Copy of Topic 3 Notes
Topic 3: Collecting Data
3.1 Importance of Data Collection
Truth in Data: Data collection methods that do not rely on chance lead to untrustworthy conclusions.
Random Assignment:
Minimizes bias
Reduces influence of known and unknown factors
Enables statistical inference methods
3.2 Understanding Randomness
Definition of Randomness:
Not just unpredictability; used as a statistical tool.
Obtaining truly random values is challenging.
3.3 Planning a Study
Population vs.
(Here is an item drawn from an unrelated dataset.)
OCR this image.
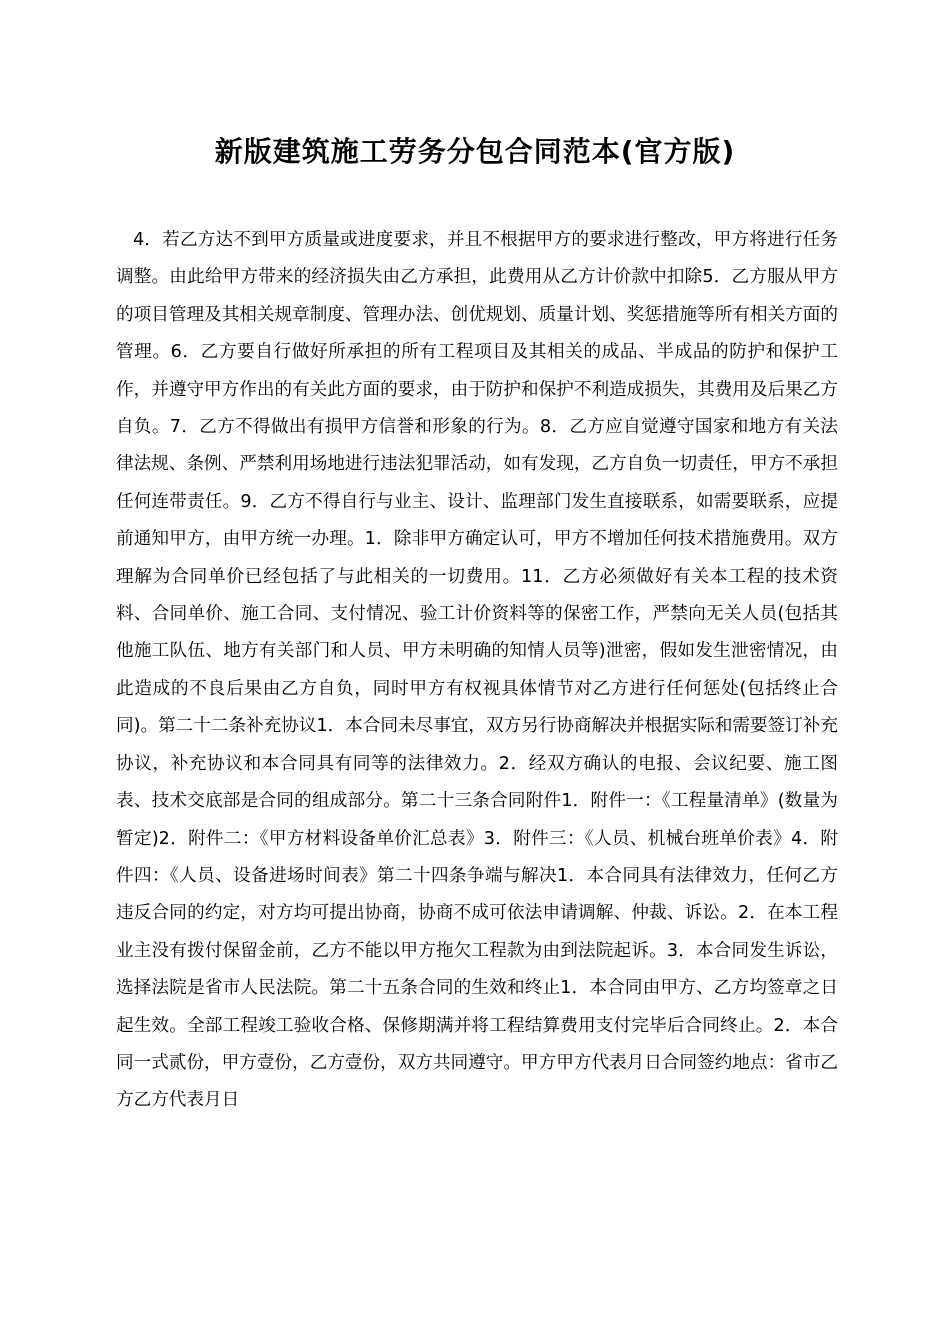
新版建筑施工劳务分包合同范本(官方版)

4．若乙方达不到甲方质量或进度要求，并且不根据甲方的要求进行整改，甲方将进行任务调整。由此给甲方带来的经济损失由乙方承担，此费用从乙方计价款中扣除5．乙方服从甲方的项目管理及其相关规章制度、管理办法、创优规划、质量计划、奖惩措施等所有相关方面的管理。6．乙方要自行做好所承担的所有工程项目及其相关的成品、半成品的防护和保护工作，并遵守甲方作出的有关此方面的要求，由于防护和保护不利造成损失，其费用及后果乙方自负。7．乙方不得做出有损甲方信誉和形象的行为。8．乙方应自觉遵守国家和地方有关法律法规、条例、严禁利用场地进行违法犯罪活动，如有发现，乙方自负一切责任，甲方不承担任何连带责任。9．乙方不得自行与业主、设计、监理部门发生直接联系，如需要联系，应提前通知甲方，由甲方统一办理。1．除非甲方确定认可，甲方不增加任何技术措施费用。双方理解为合同单价已经包括了与此相关的一切费用。11．乙方必须做好有关本工程的技术资料、合同单价、施工合同、支付情况、验工计价资料等的保密工作，严禁向无关人员(包括其他施工队伍、地方有关部门和人员、甲方未明确的知情人员等)泄密，假如发生泄密情况，由此造成的不良后果由乙方自负，同时甲方有权视具体情节对乙方进行任何惩处(包括终止合同)。第二十二条补充协议1．本合同未尽事宜，双方另行协商解决并根据实际和需要签订补充协议，补充协议和本合同具有同等的法律效力。2．经双方确认的电报、会议纪要、施工图表、技术交底部是合同的组成部分。第二十三条合同附件1．附件一：《工程量清单》(数量为暂定)2．附件二：《甲方材料设备单价汇总表》3．附件三：《人员、机械台班单价表》4．附件四：《人员、设备进场时间表》第二十四条争端与解决1．本合同具有法律效力，任何乙方违反合同的约定，对方均可提出协商，协商不成可依法申请调解、仲裁、诉讼。2．在本工程业主没有拨付保留金前，乙方不能以甲方拖欠工程款为由到法院起诉。3．本合同发生诉讼，选择法院是省市人民法院。第二十五条合同的生效和终止1．本合同由甲方、乙方均签章之日起生效。全部工程竣工验收合格、保修期满并将工程结算费用支付完毕后合同终止。2．本合同一式贰份，甲方壹份，乙方壹份，双方共同遵守。甲方甲方代表月日合同签约地点：省市乙方乙方代表月日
Sample:
A population includes all items/subjects of interest.
A sample is a subset, enabling generalizations about the population.
Key Criteria for Sampling:
Sample must be random.
Selected from the relevant population.
3.4 Parameters and Statistics
Parameter: Numerical summary of a whole population.
Statistic: Numerical summary derived from a sample.
3.5 Census
Definition: Census attempts to collect data from all subjects in a population.
Challenges:
Practicality: Hard to locate individuals.
Timeliness: Populations can change over time.
Expense: High costs associated with conducting a census.
Accuracy: Potential for errors in data collection.
3.6 Observational Studies
Definition: Examinations of existing data without imposing treatments.
Types:
Retrospective: Studies past data.
Prospective: Follows individuals into the future.
Sample Surveys:
Collect data to infer about the population.
Cannot establish causal relationships.
3.7 Experiments
Definition: Assigning various conditions/treatments to participants.
Purpose: To determine causal relationships if well-designed.
3.8 Random Sampling Methods
Sampling Without Replacement: Each selected item cannot be chosen again.
Sampling With Replacement: An item can be selected multiple times.
3.9 Understanding Bias
Bias: Systematic favoritism towards certain responses.
Avoiding Bias: Use random selection when sampling.
3.10 Sampling Techniques
Simple Random Sample (SRS):
Every group of a given size has an equal chance of selection.
Methods: random number generators, tables of random numbers, drawing cards.
Stratified Random Sample:
Divides population into strata; selects random samples from each.
Advantages: Reduces variability when strata are homogeneous.
Disadvantages: Complexity in execution.
Cluster Sample:
Divides population into clusters; selects whole clusters randomly.
Advantages: Unbiased and easier to obtain.
Disadvantages: High variability if clusters are homogeneous.
Systematic Random Sample: Uses random starting point and fixed intervals for selection.
3.11 Multi-Stage Sampling
Definition: Combines several sampling methods for complexity and accuracy.
3.12 Bias in Sampling
Voluntary Response Bias: Sample consists of volunteers; often unrepresentative.
Undercoverage Bias: Portions of the population have reduced inclusion chances.
Nonresponse Bias: Nonrespondents differ from respondents.
Response Bias: Flaws in survey design impact responses (question wording, self-reports).
3.13 Sampling Variability
Definition: Variations in samples lead to different statistics.
Sample Size Impact: Larger samples reduce sampling error but do not eliminate bias.
3.14 Experimental Design
Experimental Units: Participants or objects receiving treatments.
Explanatory Variable: Intentionally manipulated variable in an experiment.
Response Variable: Outcome measured post-treatment.
Confounding Variable: Related to both explanatory and response variables, could mislead results.
3.15 Well-Designed Experiments
Key Features:
Comparative: At least two treatment groups.
Randomized: Random assignment of treatments.
Replication: Sufficient experimental units in each group.
Control: Minimize confounding variables.
3.16 Completely Randomized Design
Treatments assigned randomly to experimental units, balancing uncontrolled variables.
3.17 Control Measures
Control Group: Experimental unit group not given treatment or given placebo.
Placebo: A treatment identical to the real one but inactive.
Blinding: Avoids bias by keeping treatment assignments hidden.
3.18 Example Experimental Setup
Testing Fertilizer Claims:
Factor: Fertilizer (3 levels: none, ½ dose, full dose).
Control: Similar soil, locations, water, sun conditions.
Random Assignment for reliability.
3.19 Blocking
Definition: Treatment assignment within similar groups reduces variability.
3.20 Matched Pairs Design
Subjects arranged in pairs based on relevant characteristics; treatments randomly assigned within pairs.
3.21 Statistically Significant Results
Changes observed are unlikely due to chance, inferred causation based on statistical significance.
3.22 Generalizing Experiment Results
Generalization possible if experimental units are representative of a larger group. Random selection enhances representativeness.